Ser albino em países africanos pode ser bastante arriscado. Na Tanzânia, por exemplo, ter a pele alva e os cabelos amarelos é um terrível pesadelo, sinônimo de uma vida marginal, marcada por perseguições e fugas.
Diversas lendas cercam os albinos na África. Os feiticeiros dizem que eles têm poderes mágicos. Muitas pessoas acreditam que várias partes do corpo de uma pessoa albina são ingredientes preciosos para produzir porções, que curam doenças e atraem riquezas. Outra lenda diz que ter relações sexuais ou beber o sangue de um albino cura a AIDS.
Nos últimos anos, centenas de albinos foram mortos ou mutilados. As mortes acontecem por superstições ou puro preconceito, visto que ter um albino na comunidade é sinônimo de “má sorte”. Já as mutilações são feitas a fim de suprir o mercado ilegal da feitiçaria. Partes do corpo podem valer pequenas fortunas. As mães de crianças albinas geralmente são abandonadas pelos pais e obrigadas a criar os filhos sozinhas, por vezes, sem as mínimas condições, o que os deixam suscetíveis a esses bandidos.
Outro fator preocupante é o sol que castiga a pele extremamente branca. A maioria dos albinos africanos já sofreu com algum tipo de câncer na cútis. Alem da pele, os olhos são mais sensíveis e também necessitam de cuidados especiais. Organizações não governamentais atuam em países como a África do Sul e Quênia, doando protetor solar, ensinando como evitar feridas na pele e auxiliando os que estão com queimaduras e carcinomas. Porém, a maior parte dos que sofrem com doenças de pele ainda estão sem nenhuma espécie de ajuda e seguem improvisando alguma forma de proteção.

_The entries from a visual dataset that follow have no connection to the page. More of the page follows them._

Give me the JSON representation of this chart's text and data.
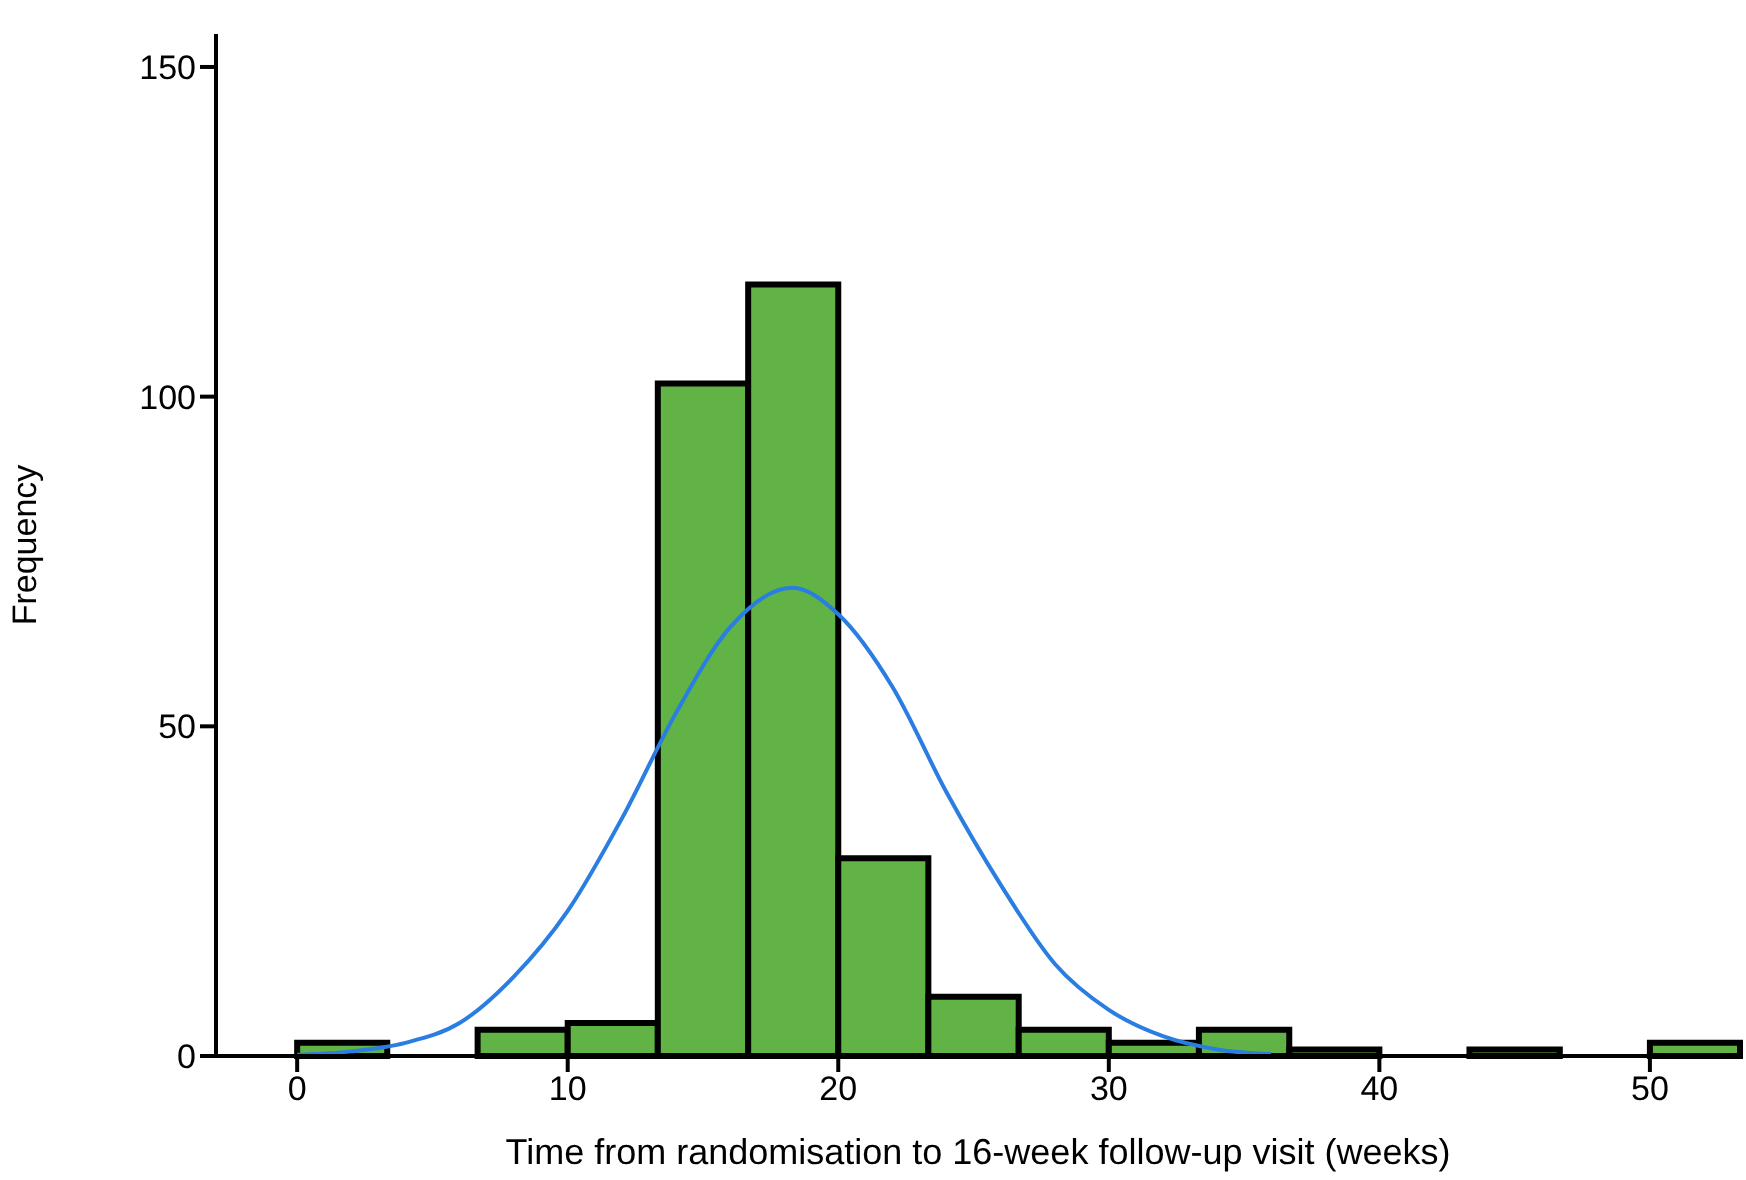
{
  "chart_data": {
    "type": "histogram",
    "xlabel": "Time from randomisation to 16-week follow-up visit (weeks)",
    "ylabel": "Frequency",
    "bins": [
      0,
      3.33,
      6.67,
      10,
      13.33,
      16.67,
      20,
      23.33,
      26.67,
      30,
      33.33,
      36.67,
      40,
      43.33,
      46.67,
      50,
      53.33
    ],
    "values": [
      2,
      0,
      4,
      5,
      102,
      117,
      30,
      9,
      4,
      2,
      4,
      1,
      0,
      1,
      0,
      2
    ],
    "color": "#62b345",
    "xlim": [
      -3,
      53.33
    ],
    "xticks": [
      0,
      10,
      20,
      30,
      40,
      50
    ],
    "ylim": [
      0,
      155
    ],
    "yticks": [
      0,
      50,
      100,
      150
    ],
    "series": [
      {
        "type": "line",
        "color": "#2a7de1",
        "x": [
          0,
          2,
          4,
          6,
          8,
          10,
          12,
          14,
          16,
          18.3,
          20,
          22,
          24,
          26,
          28,
          30,
          32,
          34,
          36
        ],
        "values": [
          0.2,
          0.7,
          2,
          5,
          12,
          22,
          36,
          52,
          65,
          71,
          67,
          56,
          40,
          26,
          14,
          7,
          3,
          1,
          0.3
        ]
      }
    ]
  }
}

O problema é maior do que se possa imaginar. Devido a fatores genéticos, os povos africanos têm maior probabilidade de gerarem crianças albinas. Uma em cada grupo de 2 a 4 mil crianças que nascem na África é albina. Essa probabilidade é de 4 a 8 vezes maior do que em outros povos e raças. Na Tanzânia estima-se que 150 mil pessoas sejam albinas, país com a maior incidência no continente. Milhares vivem escondidos em aldeias ou em abrigos patrocinados pelo governo e pela ajuda internacional.